Dr. Frank Hu of the Harvard School of Public Health led a study that suggested high BMI/bodyfat did in fact take years off lives. “Even modest weight gain during adulthood, independent of physical activity, was associated with a higher risk of death. We estimate that excess weight (defined as a body-mass index of 25 or higher) and physical inactivity (less than 3.5 hours of exercise per week) together could account for 31 percent of all premature deaths, 59 percent of deaths from cardiovascular disease, and 21 percent of deaths from cancer among nonsmoking women.” Adiposity as Compared with Physical Activity in Predicting Mortality among Women, The New England Journal of Medicine, December 23, 2004.
In addition to getting your diet and nutrition under control, exercise can further reduce the impact of the risk factors.
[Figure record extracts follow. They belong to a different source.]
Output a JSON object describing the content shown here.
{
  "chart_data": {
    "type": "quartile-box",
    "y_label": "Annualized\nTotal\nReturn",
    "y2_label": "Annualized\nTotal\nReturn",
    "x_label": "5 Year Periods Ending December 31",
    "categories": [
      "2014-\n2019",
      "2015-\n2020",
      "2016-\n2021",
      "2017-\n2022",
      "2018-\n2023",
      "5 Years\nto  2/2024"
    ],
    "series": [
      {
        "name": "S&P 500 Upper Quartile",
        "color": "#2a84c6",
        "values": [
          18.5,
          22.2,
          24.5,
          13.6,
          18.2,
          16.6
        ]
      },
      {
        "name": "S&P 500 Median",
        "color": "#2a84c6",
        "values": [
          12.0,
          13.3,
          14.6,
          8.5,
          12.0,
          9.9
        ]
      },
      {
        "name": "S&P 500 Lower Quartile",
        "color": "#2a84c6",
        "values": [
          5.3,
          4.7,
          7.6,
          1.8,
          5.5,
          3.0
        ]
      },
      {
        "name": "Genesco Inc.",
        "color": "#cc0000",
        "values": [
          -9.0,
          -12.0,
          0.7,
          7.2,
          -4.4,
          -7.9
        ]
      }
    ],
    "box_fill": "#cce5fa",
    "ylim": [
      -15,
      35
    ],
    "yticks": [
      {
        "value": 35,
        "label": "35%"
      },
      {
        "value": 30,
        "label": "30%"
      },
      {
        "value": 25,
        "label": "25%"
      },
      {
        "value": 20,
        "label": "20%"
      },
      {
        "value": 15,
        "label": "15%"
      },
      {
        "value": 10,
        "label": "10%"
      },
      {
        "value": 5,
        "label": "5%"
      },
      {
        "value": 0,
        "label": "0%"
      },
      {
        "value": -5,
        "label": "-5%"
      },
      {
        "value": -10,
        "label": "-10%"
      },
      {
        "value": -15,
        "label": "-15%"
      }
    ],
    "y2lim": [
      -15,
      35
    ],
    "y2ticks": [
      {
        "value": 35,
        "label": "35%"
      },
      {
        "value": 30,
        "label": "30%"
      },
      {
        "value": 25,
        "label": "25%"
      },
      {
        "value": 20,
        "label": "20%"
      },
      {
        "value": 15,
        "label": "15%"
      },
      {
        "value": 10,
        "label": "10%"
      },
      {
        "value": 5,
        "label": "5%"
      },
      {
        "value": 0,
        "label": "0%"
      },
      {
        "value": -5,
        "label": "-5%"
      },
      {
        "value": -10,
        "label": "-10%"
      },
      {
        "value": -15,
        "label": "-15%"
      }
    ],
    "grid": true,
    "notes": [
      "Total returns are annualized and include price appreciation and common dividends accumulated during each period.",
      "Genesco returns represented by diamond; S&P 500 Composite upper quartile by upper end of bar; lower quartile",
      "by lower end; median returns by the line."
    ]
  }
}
Exercising more than twenty minutes four times a week can lower the risk factors as much as ten percent, according to the Cooper Institute for Aerobics Research. Dedicated exercisers can, under their physician’s guidance, sometimes get off blood pressure and cholesterol medication.
Smoking not only causes cancer, but leaches vital micronutrients (vitamins and minerals) from the body’s cells. When this happens, the cells’ functions slow in an effort to preserve what amounts of vitamins and minerals are left. For example, one cigarette will leach one hundred milligrams of vitamin C from the body. We often think of vitamin C as helping to fight colds and infection, but its main function is the formation of collagen. Collagen is the protein matrix found in skin, bone, and connective tissue. When collagen is unable to form properly, skin does not regenerate normally and appears aged beyond actual years. Smokers also often suffer from degenerative disks in the spine, since the disks are made from collagen-based connective tissue.
Through proper nutrition and exercise, it is possible to “roll back the clock” and not only appear younger, but increase the years of your natural life. Lower your risk factors, and lower your Wellness Age.